Still. It was possible that she hadn’t gotten the angle quite right yet.
The couple sitting next to her stood, the wooden legs of the chairs squawking. The woman bent down for her purse, and her elbow caught Lucia in the thigh.
The woman apologized profusely, and Lucia resituated her own purse in her lap. She felt the distinctive weight of the pistol shift, so different than the heft of her wallet and checkbook. She watched Evan’s hand slide across the pretzel-spattered wood, reaching for her drink.
“Not your usual,” he said, taking a swallow.
“I know,” she said. “For some reason I wanted something sweet. Diet Coke and rum sounded good.”
“It’s not Diet Coke,” he said, turning back to the screen. Or maybe he’d never turned away from it. “It’s regular.”
“What?” she said. “No, it’s not. I ordered Diet.”

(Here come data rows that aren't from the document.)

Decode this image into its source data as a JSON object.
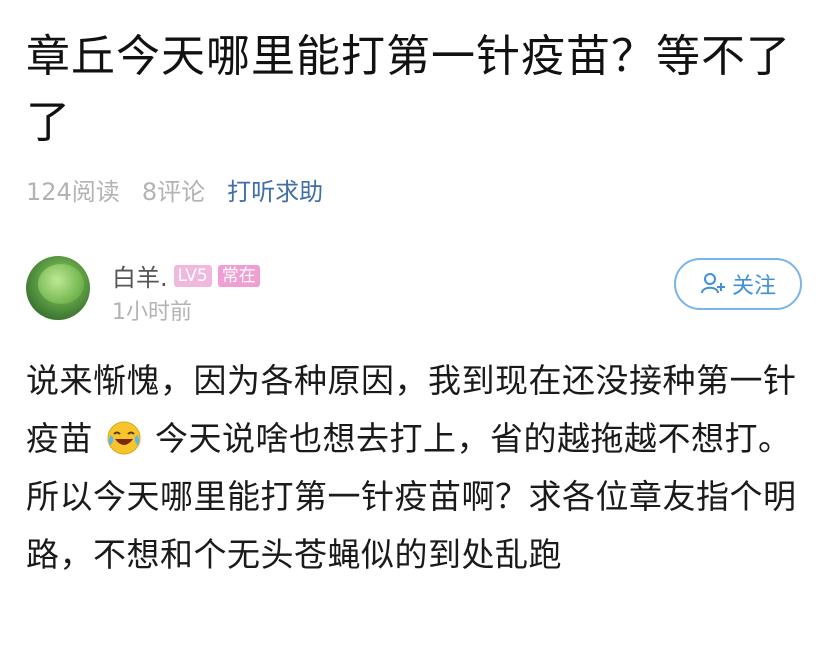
{
  "post": {
    "title": "章丘今天哪里能打第一针疫苗？等不了了",
    "reads": "124阅读",
    "comments": "8评论",
    "topic": "打听求助"
  },
  "author": {
    "name": "白羊.",
    "level": "LV5",
    "badge": "常在",
    "time": "1小时前"
  },
  "follow": {
    "label": "关注",
    "icon": "add-user-icon"
  },
  "content": {
    "part1": "说来惭愧，因为各种原因，我到现在还没接种第一针疫苗",
    "emoji": "laughing-tears-emoji",
    "part2": "今天说啥也想去打上，省的越拖越不想打。所以今天哪里能打第一针疫苗啊？求各位章友指个明路，不想和个无头苍蝇似的到处乱跑"
  },
  "colors": {
    "topic": "#3f6ea8",
    "meta": "#b3b3b3",
    "follow_border": "#7ab4e8",
    "follow_text": "#3f8fd9",
    "badge_level": "#f0b8df",
    "badge_regular": "#ef9fd4"
  }
}
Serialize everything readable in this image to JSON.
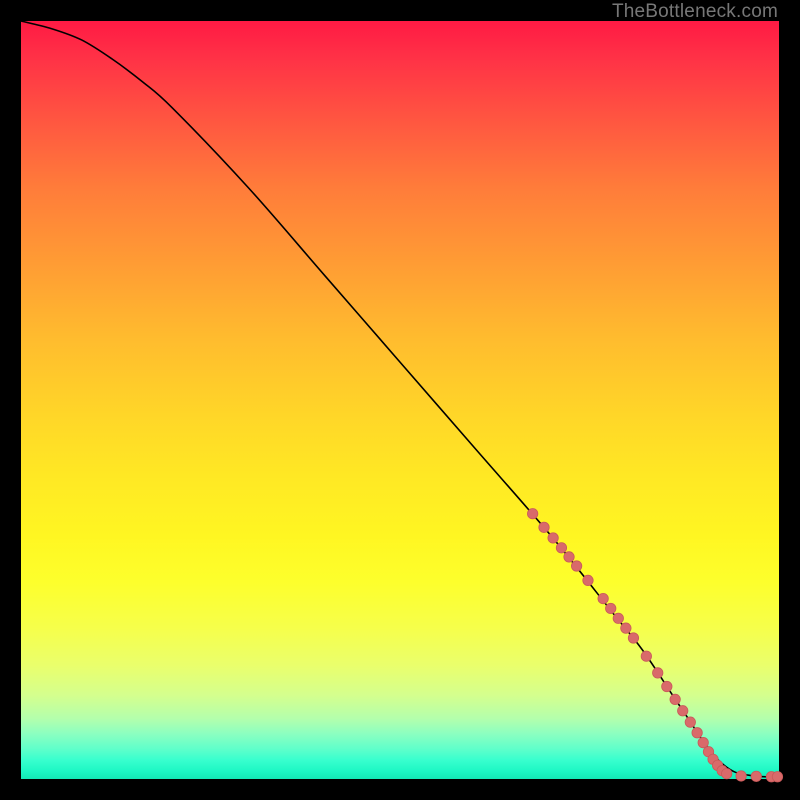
{
  "watermark": "TheBottleneck.com",
  "colors": {
    "curve": "#000000",
    "marker_fill": "#d96a6a",
    "marker_stroke": "#c95a5a"
  },
  "chart_data": {
    "type": "line",
    "title": "",
    "xlabel": "",
    "ylabel": "",
    "xlim": [
      0,
      100
    ],
    "ylim": [
      0,
      100
    ],
    "series": [
      {
        "name": "curve",
        "x": [
          0,
          4,
          8,
          12,
          16,
          20,
          30,
          40,
          50,
          60,
          70,
          78,
          82,
          86,
          88,
          90,
          92,
          94,
          96,
          98,
          100
        ],
        "y": [
          100,
          99,
          97.5,
          95,
          92,
          88.5,
          78,
          66.5,
          55,
          43.5,
          32,
          22,
          17,
          11,
          8,
          5,
          2.5,
          1,
          0.5,
          0.3,
          0.3
        ]
      }
    ],
    "markers": [
      {
        "x": 67.5,
        "y": 35.0
      },
      {
        "x": 69.0,
        "y": 33.2
      },
      {
        "x": 70.2,
        "y": 31.8
      },
      {
        "x": 71.3,
        "y": 30.5
      },
      {
        "x": 72.3,
        "y": 29.3
      },
      {
        "x": 73.3,
        "y": 28.1
      },
      {
        "x": 74.8,
        "y": 26.2
      },
      {
        "x": 76.8,
        "y": 23.8
      },
      {
        "x": 77.8,
        "y": 22.5
      },
      {
        "x": 78.8,
        "y": 21.2
      },
      {
        "x": 79.8,
        "y": 19.9
      },
      {
        "x": 80.8,
        "y": 18.6
      },
      {
        "x": 82.5,
        "y": 16.2
      },
      {
        "x": 84.0,
        "y": 14.0
      },
      {
        "x": 85.2,
        "y": 12.2
      },
      {
        "x": 86.3,
        "y": 10.5
      },
      {
        "x": 87.3,
        "y": 9.0
      },
      {
        "x": 88.3,
        "y": 7.5
      },
      {
        "x": 89.2,
        "y": 6.1
      },
      {
        "x": 90.0,
        "y": 4.8
      },
      {
        "x": 90.7,
        "y": 3.6
      },
      {
        "x": 91.3,
        "y": 2.6
      },
      {
        "x": 91.9,
        "y": 1.8
      },
      {
        "x": 92.5,
        "y": 1.1
      },
      {
        "x": 93.1,
        "y": 0.7
      },
      {
        "x": 95.0,
        "y": 0.4
      },
      {
        "x": 97.0,
        "y": 0.35
      },
      {
        "x": 99.0,
        "y": 0.3
      },
      {
        "x": 99.8,
        "y": 0.3
      }
    ]
  }
}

His head bobbed slightly in time with a dribble down the court.
“Well,” he said, “the bartender must’ve heard you wrong, because he poured you regular. I watched him. You were drawing on your napkin.”

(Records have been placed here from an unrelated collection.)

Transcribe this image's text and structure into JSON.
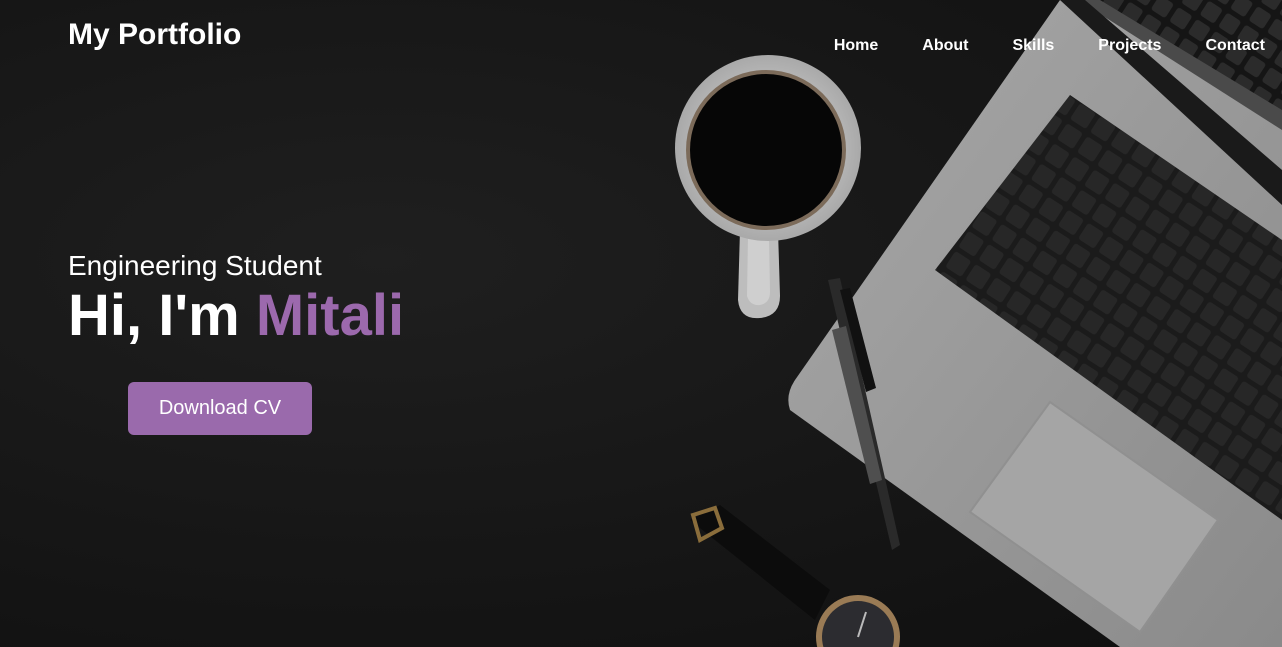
{
  "header": {
    "logo_text": "My Portfolio"
  },
  "nav": {
    "items": [
      "Home",
      "About",
      "Skills",
      "Projects",
      "Contact"
    ]
  },
  "hero": {
    "subtitle": "Engineering Student",
    "greeting": "Hi, I'm",
    "name": "Mitali",
    "cv_button_label": "Download CV",
    "background_image": "dark desk with coffee cup, laptop, pen and wristwatch"
  },
  "colors": {
    "accent": "#9c69ad",
    "button_bg": "#9a6aac",
    "background": "#151515",
    "text": "#ffffff"
  }
}
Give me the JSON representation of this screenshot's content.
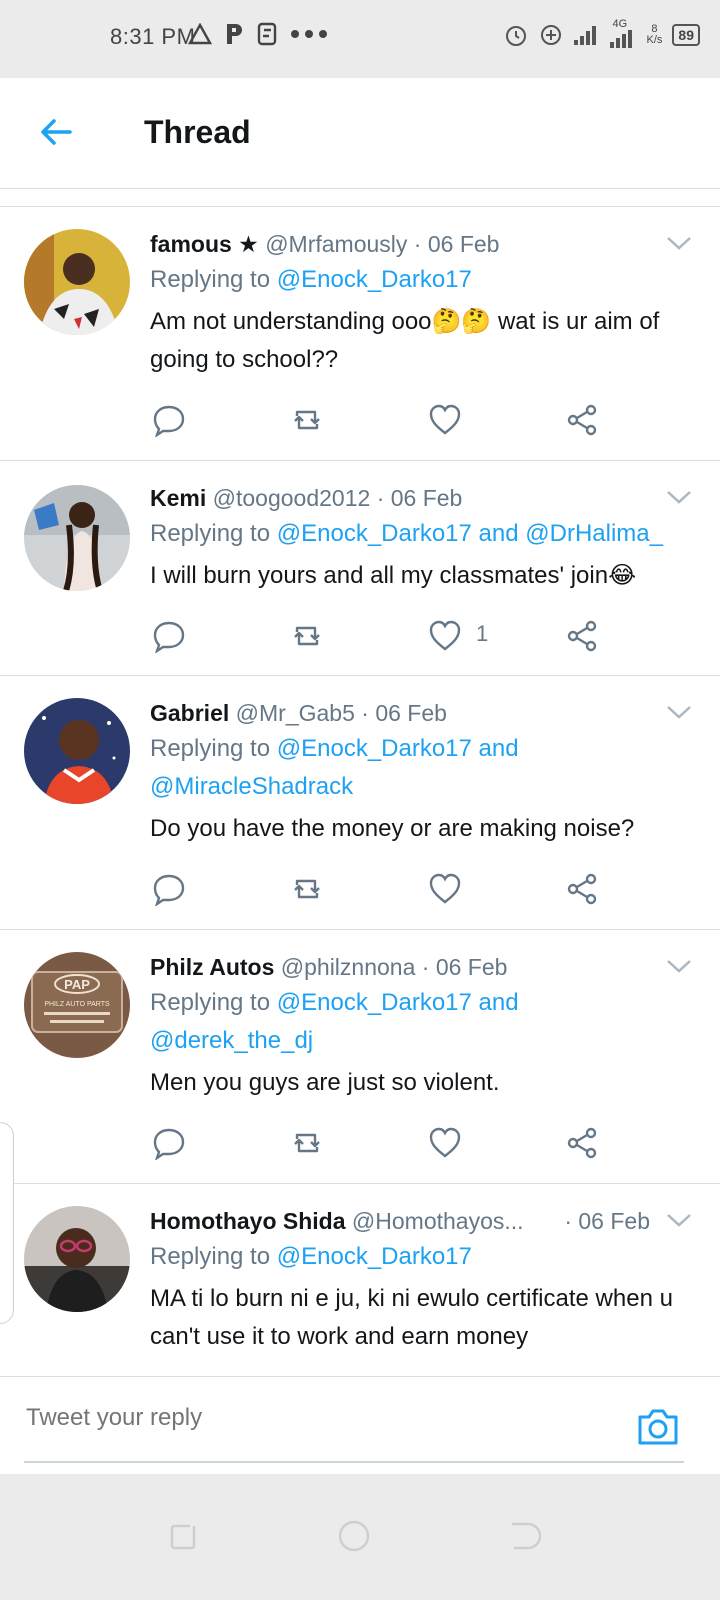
{
  "status_bar": {
    "time": "8:31 PM",
    "network": "4G",
    "speed_value": "8",
    "speed_unit": "K/s",
    "battery": "89"
  },
  "header": {
    "title": "Thread"
  },
  "tweets": [
    {
      "name": "famous ★",
      "handle": "@Mrfamously",
      "date": "· 06 Feb",
      "replying_prefix": "Replying to",
      "mentions": "@Enock_Darko17",
      "mentions_2": "",
      "text": "Am not understanding ooo🤔🤔 wat is ur aim of going to school??",
      "like_count": ""
    },
    {
      "name": "Kemi",
      "handle": "@toogood2012",
      "date": "· 06 Feb",
      "replying_prefix": "Replying to",
      "mentions": "@Enock_Darko17 and @DrHalima_",
      "mentions_2": "",
      "text": "I will burn yours and all my classmates' join😂",
      "like_count": "1"
    },
    {
      "name": "Gabriel",
      "handle": "@Mr_Gab5",
      "date": "· 06 Feb",
      "replying_prefix": "Replying to",
      "mentions": "@Enock_Darko17 and",
      "mentions_2": "@MiracleShadrack",
      "text": "Do you have the money or are making noise?",
      "like_count": ""
    },
    {
      "name": "Philz Autos",
      "handle": "@philznnona",
      "date": "· 06 Feb",
      "replying_prefix": "Replying to",
      "mentions": "@Enock_Darko17 and",
      "mentions_2": "@derek_the_dj",
      "text": "Men you guys are just so violent.",
      "like_count": ""
    },
    {
      "name": "Homothayo Shida",
      "handle": "@Homothayos...",
      "date": "· 06 Feb",
      "replying_prefix": "Replying to",
      "mentions": "@Enock_Darko17",
      "mentions_2": "",
      "text": "MA ti lo burn ni e ju, ki ni ewulo certificate when u can't use it to work and earn money",
      "like_count": ""
    }
  ],
  "avatar_text": {
    "philz_brand": "PAP",
    "philz_sub": "PHILZ AUTO PARTS"
  },
  "reply_bar": {
    "placeholder": "Tweet your reply"
  },
  "colors": {
    "accent": "#1da1f2",
    "secondary_text": "#657786",
    "divider": "#dbe0e4"
  },
  "icons": [
    "back-arrow-icon",
    "reply-icon",
    "retweet-icon",
    "like-icon",
    "share-icon",
    "chevron-down-icon",
    "camera-icon",
    "alarm-icon",
    "data-saver-icon",
    "signal-icon",
    "battery-icon",
    "nav-recents-icon",
    "nav-home-icon",
    "nav-back-icon"
  ]
}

She tested her drink, letting it roll around her mouth. She tasted rum and melted ice and who knew which kind of Coke it was?

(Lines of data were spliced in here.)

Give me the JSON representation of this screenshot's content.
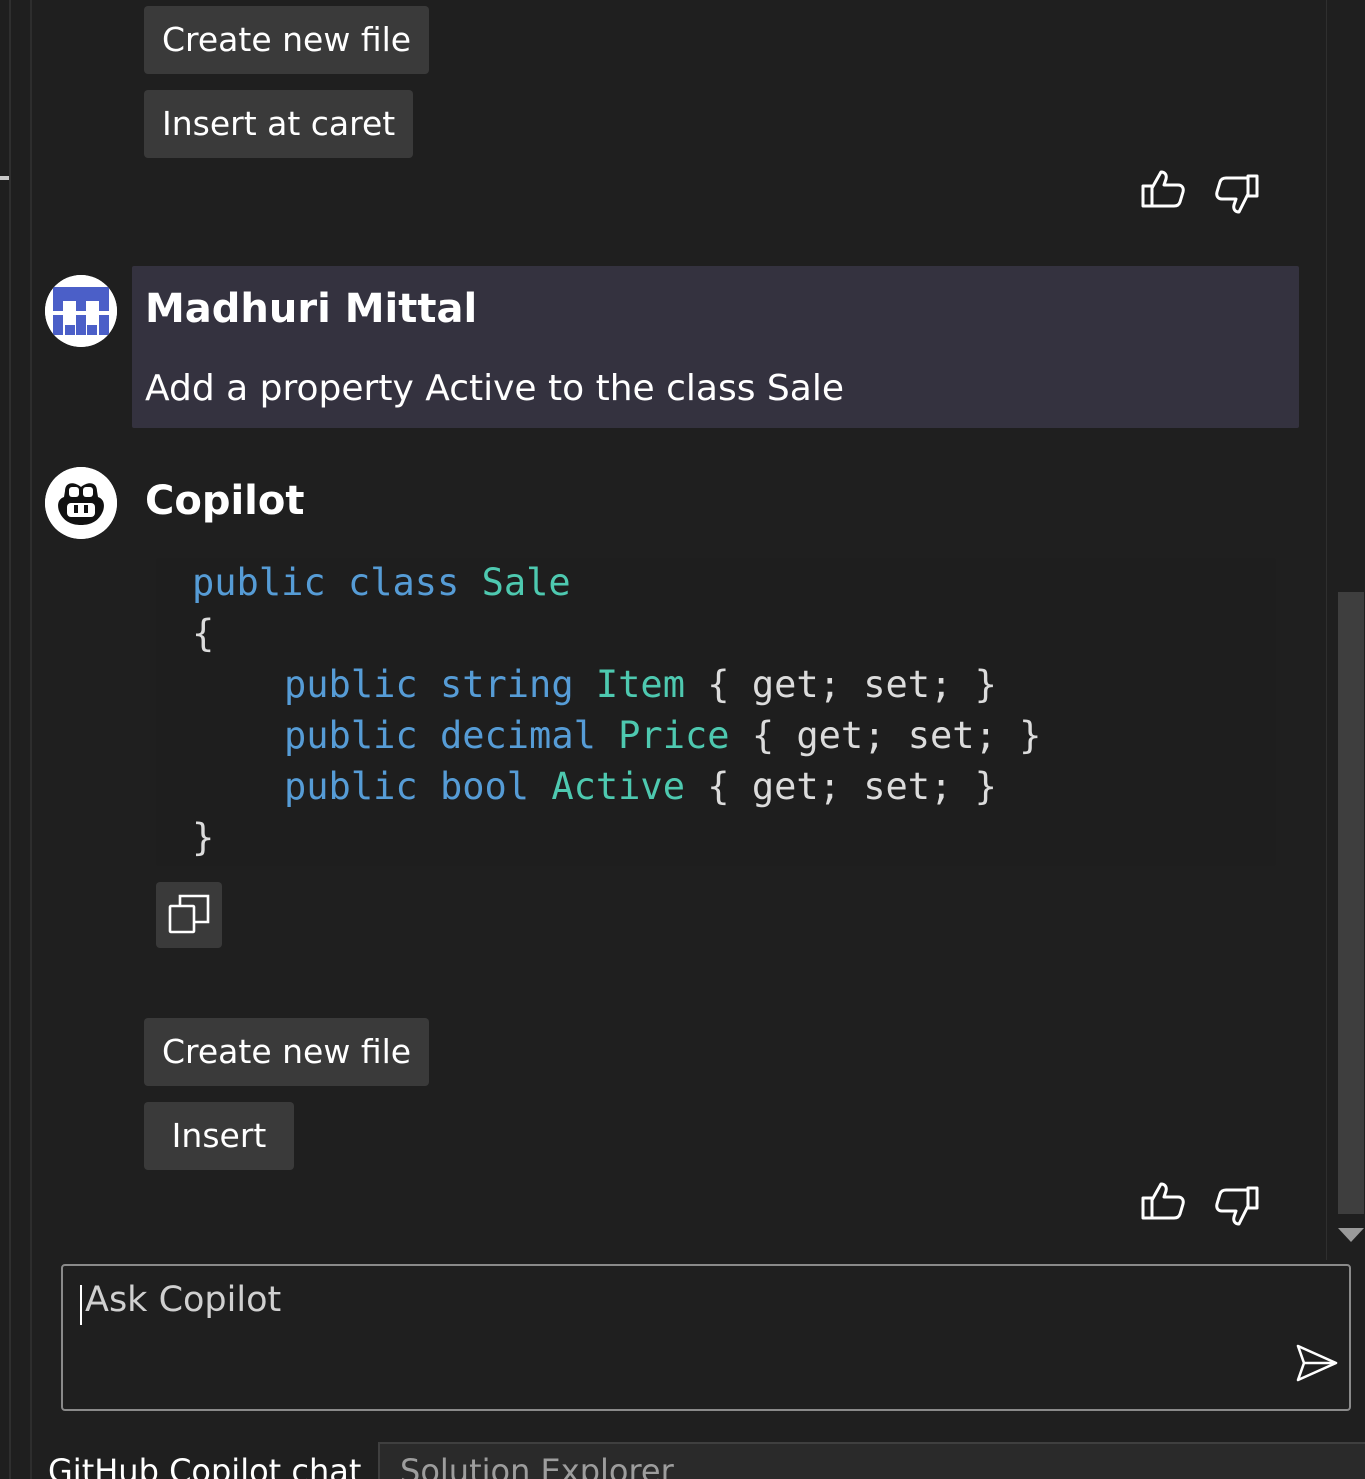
{
  "top_actions": {
    "create_new_file": "Create new file",
    "insert_at_caret": "Insert at caret"
  },
  "user_message": {
    "author": "Madhuri Mittal",
    "text": "Add a property Active to the class Sale"
  },
  "copilot_message": {
    "author": "Copilot",
    "code": {
      "line1": {
        "kw1": "public",
        "kw2": "class",
        "type": "Sale"
      },
      "open_brace": "{",
      "props": [
        {
          "access": "public",
          "type_kw": "string",
          "name": "Item",
          "accessors": "{ get; set; }"
        },
        {
          "access": "public",
          "type_kw": "decimal",
          "name": "Price",
          "accessors": "{ get; set; }"
        },
        {
          "access": "public",
          "type_kw": "bool",
          "name": "Active",
          "accessors": "{ get; set; }"
        }
      ],
      "close_brace": "}"
    },
    "create_new_file": "Create new file",
    "insert": "Insert"
  },
  "input": {
    "placeholder": "Ask Copilot"
  },
  "tabs": {
    "copilot_chat": "GitHub Copilot chat",
    "solution_explorer": "Solution Explorer"
  },
  "colors": {
    "keyword": "#569cd6",
    "type": "#4ec9b0",
    "user_bubble": "#34323f",
    "avatar_blue": "#4b5fc8"
  }
}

“Why didn’t you say something?” she asked.
At the end of the bar, three large men and one large woman in matching Tennessee T-shirts screamed in harmony.
“I thought you must have ordered it,” Evan said.
“I never order regular Coke,” she said.
He watched the screen.
She tried to end it there. She had learned one of the great lessons of marriage during their first month. Her parents had come for dinner, and she was cooking and setting the table. All that was needed was for someone to ask them if they’d like tea or water when they walked through the door, and Evan hadn’t done it. So she’d had to stop simultaneously stirring pasta and slicing tomatoes and buttering the garlic bread, and she had fixed the drinks while he sat chatting on the sofa as if he were a guest, too, and she was so angry she could hardly unclench her hands from the tea glasses. She didn’t turn on him then only because her parents were in the room, and by the time they left, she wasn’t angry anymore. The next morning she told him, “Do you know how I was running around cooking and you were sitting there with my parents? It would have been really helpful if you’d offered them drinks.” And he’d said, “Oh. Sure. I can see that. I’ll start doing drinks when people come over.”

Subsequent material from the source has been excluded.